Amish mechanics in Lancaster, Pa., built a new radiator, gas tank and breather for the tractor, and a Branson, Mo., man rebuilt the magneto and carburetor.
Today, the tree has deteriorated to the point that Engle has it wired in place, attempting to buy a few more years of ‘togetherness.’
Also in Engle’s display at Zolfo was his 1918 O-12 McCormick-Deering, which he drove in the tractor parade because the iron-wheeled 8-16 can’t be driven on the pavement. Like Whisnant, he had a picture, too – of his 1918 10-18 Case cross-engine tractor, only 48 of which are thought to still exist.
‘I love this show,’ Engle said of Pioneer Park Days, ‘because of the trees, and because tractor enthusiasts from all over come here.’
Bob Nixon wouldn’t miss the Zolfo show either. He’s come every year since 1975, and he bought his first engine, a 3-5 International, there.

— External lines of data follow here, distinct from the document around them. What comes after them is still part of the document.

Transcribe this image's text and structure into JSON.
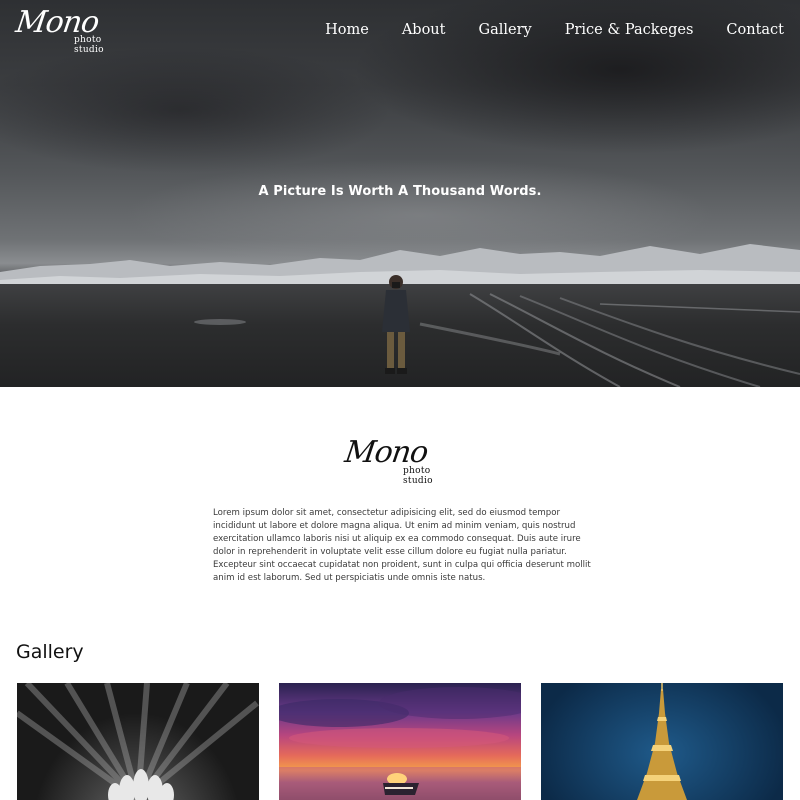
{
  "brand": {
    "name": "Mono",
    "subtitle": "photo studio"
  },
  "nav": {
    "items": [
      {
        "label": "Home"
      },
      {
        "label": "About"
      },
      {
        "label": "Gallery"
      },
      {
        "label": "Price & Packeges"
      },
      {
        "label": "Contact"
      }
    ]
  },
  "hero": {
    "tagline": "A Picture Is Worth A Thousand Words."
  },
  "about": {
    "text": "Lorem ipsum dolor sit amet, consectetur adipisicing elit, sed do eiusmod tempor incididunt ut labore et dolore magna aliqua. Ut enim ad minim veniam, quis nostrud exercitation ullamco laboris nisi ut aliquip ex ea commodo consequat. Duis aute irure dolor in reprehenderit in voluptate velit esse cillum dolore eu fugiat nulla pariatur. Excepteur sint occaecat cupidatat non proident, sunt in culpa qui officia deserunt mollit anim id est laborum. Sed ut perspiciatis unde omnis iste natus."
  },
  "gallery": {
    "title": "Gallery",
    "images": [
      {
        "name": "flower-bw-photo"
      },
      {
        "name": "sunset-boat-photo"
      },
      {
        "name": "eiffel-tower-night-photo"
      }
    ]
  }
}
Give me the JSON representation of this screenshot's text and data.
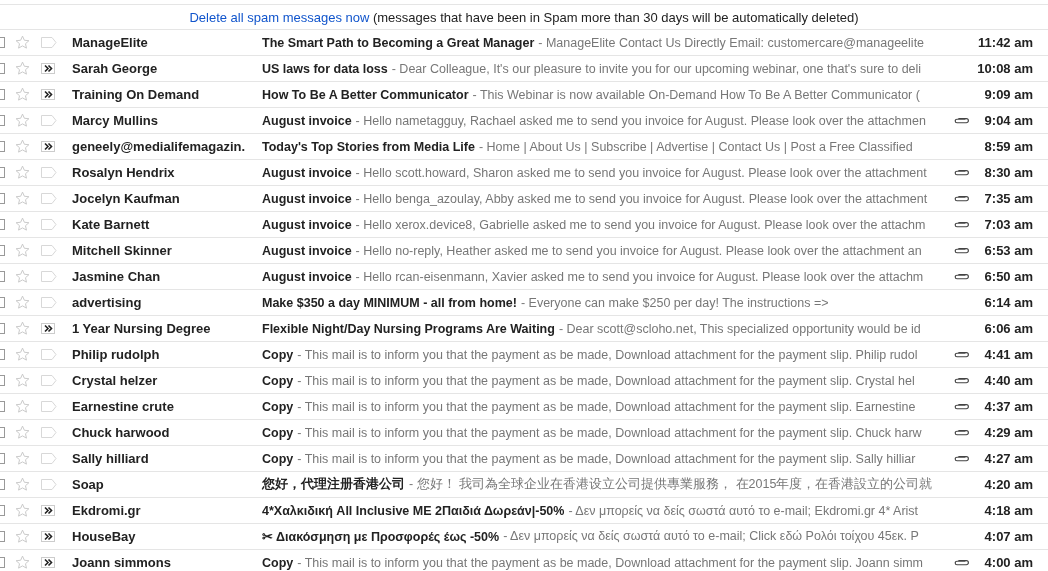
{
  "banner": {
    "link": "Delete all spam messages now",
    "text": " (messages that have been in Spam more than 30 days will be automatically deleted)"
  },
  "messages": [
    {
      "checked": false,
      "starred": false,
      "important": false,
      "sender": "ManageElite",
      "subject": "The Smart Path to Becoming a Great Manager",
      "snippet": "- ManageElite Contact Us Directly Email: customercare@manageelite",
      "attachment": false,
      "time": "11:42 am"
    },
    {
      "checked": false,
      "starred": false,
      "important": true,
      "sender": "Sarah George",
      "subject": "US laws for data loss",
      "snippet": "- Dear Colleague, It's our pleasure to invite you for our upcoming webinar, one that's sure to deli",
      "attachment": false,
      "time": "10:08 am"
    },
    {
      "checked": false,
      "starred": false,
      "important": true,
      "sender": "Training On Demand",
      "subject": "How To Be A Better Communicator",
      "snippet": "- This Webinar is now available On-Demand How To Be A Better Communicator (",
      "attachment": false,
      "time": "9:09 am"
    },
    {
      "checked": false,
      "starred": false,
      "important": false,
      "sender": "Marcy Mullins",
      "subject": "August invoice",
      "snippet": "- Hello nametagguy, Rachael asked me to send you invoice for August. Please look over the attachmen",
      "attachment": true,
      "time": "9:04 am"
    },
    {
      "checked": false,
      "starred": false,
      "important": true,
      "sender": "geneely@medialifemagazin.",
      "subject": "Today's Top Stories from Media Life",
      "snippet": "- Home | About Us | Subscribe | Advertise | Contact Us | Post a Free Classified",
      "attachment": false,
      "time": "8:59 am"
    },
    {
      "checked": false,
      "starred": false,
      "important": false,
      "sender": "Rosalyn Hendrix",
      "subject": "August invoice",
      "snippet": "- Hello scott.howard, Sharon asked me to send you invoice for August. Please look over the attachment",
      "attachment": true,
      "time": "8:30 am"
    },
    {
      "checked": false,
      "starred": false,
      "important": false,
      "sender": "Jocelyn Kaufman",
      "subject": "August invoice",
      "snippet": "- Hello benga_azoulay, Abby asked me to send you invoice for August. Please look over the attachment",
      "attachment": true,
      "time": "7:35 am"
    },
    {
      "checked": false,
      "starred": false,
      "important": false,
      "sender": "Kate Barnett",
      "subject": "August invoice",
      "snippet": "- Hello xerox.device8, Gabrielle asked me to send you invoice for August. Please look over the attachm",
      "attachment": true,
      "time": "7:03 am"
    },
    {
      "checked": false,
      "starred": false,
      "important": false,
      "sender": "Mitchell Skinner",
      "subject": "August invoice",
      "snippet": "- Hello no-reply, Heather asked me to send you invoice for August. Please look over the attachment an",
      "attachment": true,
      "time": "6:53 am"
    },
    {
      "checked": false,
      "starred": false,
      "important": false,
      "sender": "Jasmine Chan",
      "subject": "August invoice",
      "snippet": "- Hello rcan-eisenmann, Xavier asked me to send you invoice for August. Please look over the attachm",
      "attachment": true,
      "time": "6:50 am"
    },
    {
      "checked": false,
      "starred": false,
      "important": false,
      "sender": "advertising",
      "subject": "Make $350 a day MINIMUM - all from home!",
      "snippet": "- Everyone can make $250 per day! The instructions =>",
      "attachment": false,
      "time": "6:14 am"
    },
    {
      "checked": false,
      "starred": false,
      "important": true,
      "sender": "1 Year Nursing Degree",
      "subject": "Flexible Night/Day Nursing Programs Are Waiting",
      "snippet": "- Dear scott@scloho.net, This specialized opportunity would be id",
      "attachment": false,
      "time": "6:06 am"
    },
    {
      "checked": false,
      "starred": false,
      "important": false,
      "sender": "Philip rudolph",
      "subject": "Copy",
      "snippet": "- This mail is to inform you that the payment as be made, Download attachment for the payment slip. Philip rudol",
      "attachment": true,
      "time": "4:41 am"
    },
    {
      "checked": false,
      "starred": false,
      "important": false,
      "sender": "Crystal helzer",
      "subject": "Copy",
      "snippet": "- This mail is to inform you that the payment as be made, Download attachment for the payment slip. Crystal hel",
      "attachment": true,
      "time": "4:40 am"
    },
    {
      "checked": false,
      "starred": false,
      "important": false,
      "sender": "Earnestine crute",
      "subject": "Copy",
      "snippet": "- This mail is to inform you that the payment as be made, Download attachment for the payment slip. Earnestine",
      "attachment": true,
      "time": "4:37 am"
    },
    {
      "checked": false,
      "starred": false,
      "important": false,
      "sender": "Chuck harwood",
      "subject": "Copy",
      "snippet": "- This mail is to inform you that the payment as be made, Download attachment for the payment slip. Chuck harw",
      "attachment": true,
      "time": "4:29 am"
    },
    {
      "checked": false,
      "starred": false,
      "important": false,
      "sender": "Sally hilliard",
      "subject": "Copy",
      "snippet": "- This mail is to inform you that the payment as be made, Download attachment for the payment slip. Sally hilliar",
      "attachment": true,
      "time": "4:27 am"
    },
    {
      "checked": false,
      "starred": false,
      "important": false,
      "sender": "Soap",
      "subject": "您好，代理注册香港公司",
      "snippet": "- 您好！ 我司為全球企业在香港设立公司提供專業服務， 在2015年度，在香港設立的公司就",
      "attachment": false,
      "time": "4:20 am"
    },
    {
      "checked": false,
      "starred": false,
      "important": true,
      "sender": "Ekdromi.gr",
      "subject": "4*Χαλκιδική All Inclusive ΜΕ 2Παιδιά Δωρεάν|-50%",
      "snippet": "- Δεν μπορείς να δείς σωστά αυτό το e-mail; Ekdromi.gr 4* Arist",
      "attachment": false,
      "time": "4:18 am"
    },
    {
      "checked": false,
      "starred": false,
      "important": true,
      "sender": "HouseBay",
      "subject": "✂ Διακόσμηση με Προσφορές έως -50%",
      "snippet": "- Δεν μπορείς να δείς σωστά αυτό το e-mail; Click εδώ Ρολόι τοίχου 45εκ. P",
      "attachment": false,
      "time": "4:07 am"
    },
    {
      "checked": false,
      "starred": false,
      "important": true,
      "sender": "Joann simmons",
      "subject": "Copy",
      "snippet": "- This mail is to inform you that the payment as be made, Download attachment for the payment slip. Joann simm",
      "attachment": true,
      "time": "4:00 am"
    }
  ]
}
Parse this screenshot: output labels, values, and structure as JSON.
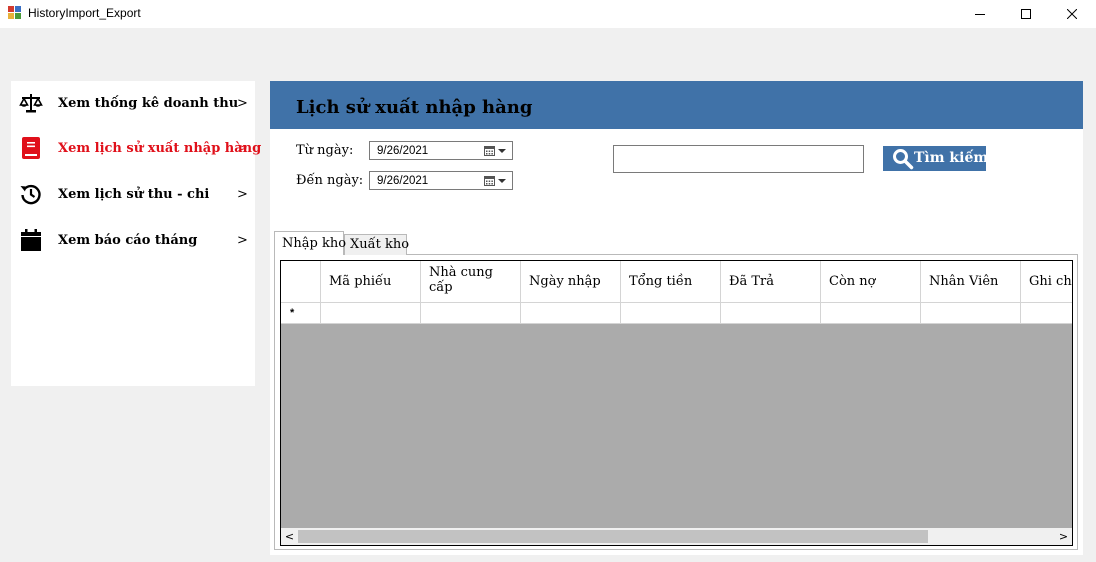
{
  "window": {
    "title": "HistoryImport_Export"
  },
  "sidebar": {
    "items": [
      {
        "label": "Xem thống kê doanh thu",
        "arrow": ">",
        "icon": "scale-icon",
        "active": false
      },
      {
        "label": "Xem lịch sử xuất nhập hàng",
        "arrow": ">",
        "icon": "book-icon",
        "active": true
      },
      {
        "label": "Xem lịch sử thu - chi",
        "arrow": ">",
        "icon": "history-icon",
        "active": false
      },
      {
        "label": "Xem báo cáo tháng",
        "arrow": ">",
        "icon": "calendar-icon",
        "active": false
      }
    ],
    "active_color": "#e0101a"
  },
  "main": {
    "header_title": "Lịch sử xuất nhập hàng",
    "header_color": "#4072a8",
    "from_label": "Từ ngày:",
    "from_value": "9/26/2021",
    "to_label": "Đến ngày:",
    "to_value": "9/26/2021",
    "search_value": "",
    "search_button": "Tìm kiếm",
    "tabs": [
      {
        "label": "Nhập kho",
        "active": true
      },
      {
        "label": "Xuất kho",
        "active": false
      }
    ],
    "grid": {
      "columns": [
        "Mã phiếu",
        "Nhà cung cấp",
        "Ngày nhập",
        "Tổng tiền",
        "Đã Trả",
        "Còn nợ",
        "Nhân Viên",
        "Ghi chú"
      ],
      "new_row_marker": "*"
    },
    "scroll_left": "<",
    "scroll_right": ">"
  }
}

Today, he calls the show ‘my baby,’ and he calls his 1928 Rumely his ‘pride and joy – along with my grandkids.’
Nixon had heard about this Rumely, a 20-30W, for a good 10 years before he ever set eyes on it, chatting with its previous owner every year at a show at the South Florida Fairgrounds, in West Palm Beach. The man always talked about the tractor, Nixon said, but he was from New York – and that’s where the tractor was.
Finally, eight or 10 years ago, the owner was ready to sell. Nixon and his brother, Phil, took Bob’s motor home and a trailer to New York in February to get it. ‘It was cold-d-d-d, let me tell you,’ Nixon recalls. ‘The guy lived just outside of Buffalo.’ Happily for the Florida men, the Rumely was running; they bought it and headed home.
The crankshaft and main bearings needed work, and after having a rod bearing go out, damaging the crank shaft, the brothers were forced to do a restoration. Nixon says he and Phil, who died last year, and a friend made all the repairs themselves.
And even though Phil is no longer with him, other family members regularly turn up at the Nixon booth at Zolfo. This year, they included Phil’s daughters, who inherited his tractors; Bob’s own daughters and his son-in-law Alan Proudfoot, who is a Maytag expert, and four or five grandchildren.
Their apportioned space was filled with two RVs and three tents in addition to the vintage equipment. Besides his Rumely, Nixon had several other engines and a tractor on display, selected from his collection of 50 gas engines and 28 tractors. Among the engines was a Lawson ‘Junior,’ reportedly used to pump mud out of the basement of the Belle Glade, Fla., Chevrolet dealership after the 1923 hurricane, and a 900-pound Des Jardine, sitting atop a rare Sears and Roebuck cart and moved around by a 1943 John Deere model H tractor, bought in Michigan on another road trip up north.
Nixon and his son-in-law both displayed Maytags: the elder’s, a 1923 bought 15 years ago at Mt. Pleasant, Iowa, and the younger’s, an all-original 1932 Maytag missing only the lint trap. Proudfoot expertly operates his machine for passersby – sometimes washing the family’s actual laundry – as he explains what such a machine meant to folks 70 years ago. ‘Maytag,’ he says, ‘was the ‘dependability’ company,’ and versatility was apparently important, too. The Maytag agitator could be replaced with a butter or ice cream churn and the wringers could be replaced with a meat grinder.
In 1932, Proudfoot says, when a Maytag cost $130, the company sealed a deal with Sears that put 18,000 of the washers in operation, ‘and that’s still a record.’ The deal was: $10 down and $5 a month ’til the $130 was paid off.